In a recent King’s Fund piece by Jonathon Holmes, he emphasised that the right approach to interoperability, multi-disciplinary collaboration and effective use of different, yet integrated, platforms is key to addressing the difficulties facing healthcare systems and patients accessing care. Indeed, by addressing operational waste reduction, healthcare systems globally have reported the same benefits, including:

  • Staff have the right support tools for workflow optimisation, improving staff burnout rates;
  • Shorter hospital stays translate to higher quality metrics (e.g. fewer hospital acquired harms) and improved quality of community-based care;
  • Efficient operations enable hospitals to treat same number of patients with less staff time and other resources;
  • Error avoidance results in more satisfied patients and staff and, again, improved outcomes within a community setting.

Conclusion

If the NHS is to achieve its transition from fragmented patient care that focuses on the treatment of isolated illnesses and conditions, and move to an integrated system that addresses outcomes at a population health level, tackles inequalities, and enhances productivity, clinicians and healthcare leaders need to have system-wide operational visibility.

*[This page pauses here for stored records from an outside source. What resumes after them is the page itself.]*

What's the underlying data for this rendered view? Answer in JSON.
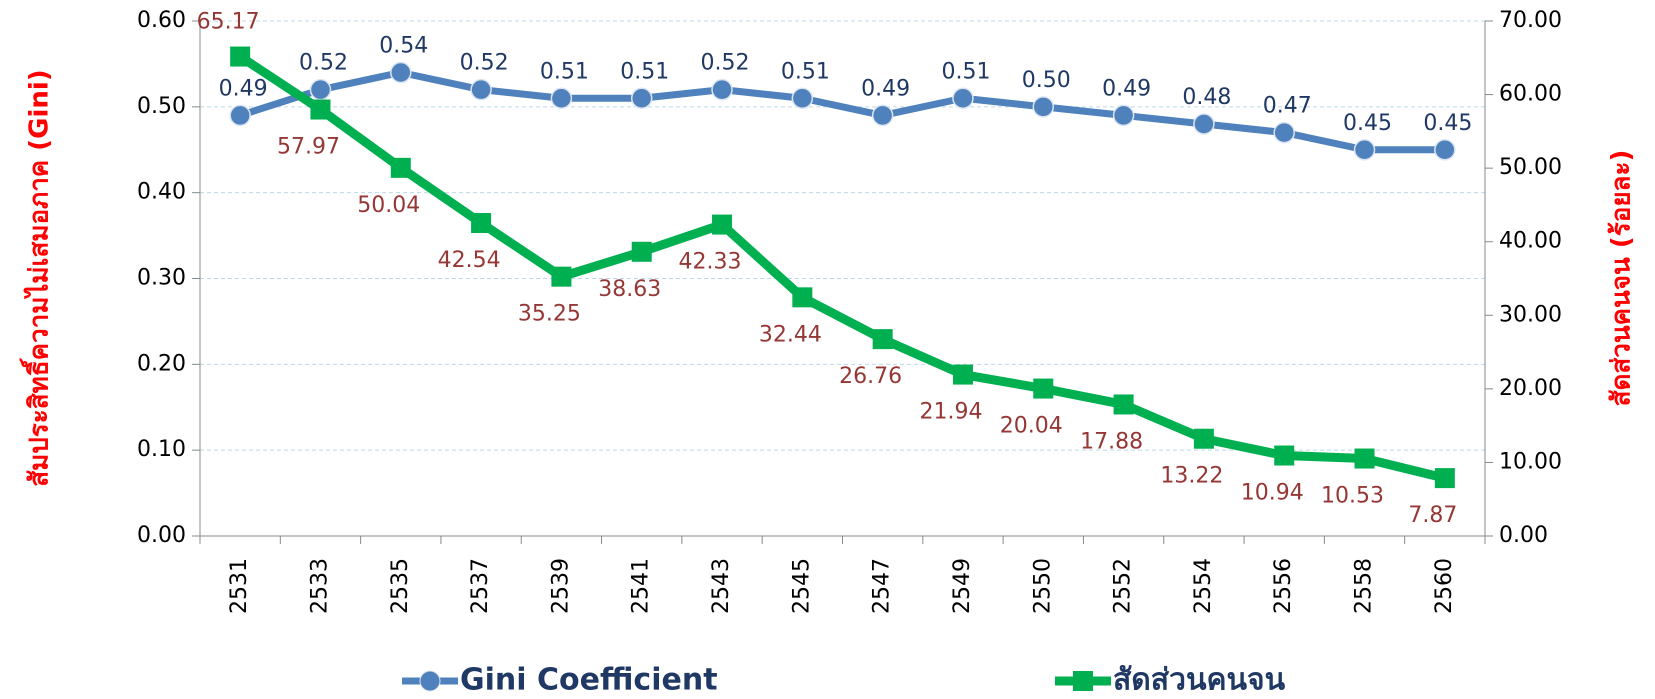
{
  "chart_data": {
    "type": "line",
    "categories": [
      "2531",
      "2533",
      "2535",
      "2537",
      "2539",
      "2541",
      "2543",
      "2545",
      "2547",
      "2549",
      "2550",
      "2552",
      "2554",
      "2556",
      "2558",
      "2560"
    ],
    "series": [
      {
        "name": "Gini Coefficient",
        "color": "#4f81bd",
        "values": [
          0.49,
          0.52,
          0.54,
          0.52,
          0.51,
          0.51,
          0.52,
          0.51,
          0.49,
          0.51,
          0.5,
          0.49,
          0.48,
          0.47,
          0.45,
          0.45
        ],
        "value_labels": [
          "0.49",
          "0.52",
          "0.54",
          "0.52",
          "0.51",
          "0.51",
          "0.52",
          "0.51",
          "0.49",
          "0.51",
          "0.50",
          "0.49",
          "0.48",
          "0.47",
          "0.45",
          "0.45"
        ]
      },
      {
        "name": "สัดส่วนคนจน",
        "color": "#00b050",
        "axis": "y2",
        "values": [
          65.17,
          57.97,
          50.04,
          42.54,
          35.25,
          38.63,
          42.33,
          32.44,
          26.76,
          21.94,
          20.04,
          17.88,
          13.22,
          10.94,
          10.53,
          7.87
        ]
      }
    ],
    "ylabel": "สัมประสิทธิ์ความไม่เสมอภาค (Gini)",
    "y2label": "สัดส่วนคนจน (ร้อยละ)",
    "ylim": [
      0,
      0.6
    ],
    "yticks": [
      {
        "value": 0,
        "label": "0.00"
      },
      {
        "value": 0.1,
        "label": "0.10"
      },
      {
        "value": 0.2,
        "label": "0.20"
      },
      {
        "value": 0.3,
        "label": "0.30"
      },
      {
        "value": 0.4,
        "label": "0.40"
      },
      {
        "value": 0.5,
        "label": "0.50"
      },
      {
        "value": 0.6,
        "label": "0.60"
      }
    ],
    "y2lim": [
      0,
      70
    ],
    "y2ticks": [
      {
        "value": 0,
        "label": "0.00"
      },
      {
        "value": 10,
        "label": "10.00"
      },
      {
        "value": 20,
        "label": "20.00"
      },
      {
        "value": 30,
        "label": "30.00"
      },
      {
        "value": 40,
        "label": "40.00"
      },
      {
        "value": 50,
        "label": "50.00"
      },
      {
        "value": 60,
        "label": "60.00"
      },
      {
        "value": 70,
        "label": "70.00"
      }
    ],
    "grid": true,
    "legend": "bottom"
  }
}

EMRs and operational systems need to work together in an integrated approach to improve resource management and patient pathways. Hospitals – both acute and community based – must have the ability to capture, automate and manage the coordination of information, specifically related to operational management, system resilience, capacity, staff workflows, and patient flow. Systems – primary care, secondary – acute and community, mental health and social care – must work together, allowing for better resource allocation and management in highly pressured environments, and in doing so, return the most valuable resource in healthcare – the clinician’s time.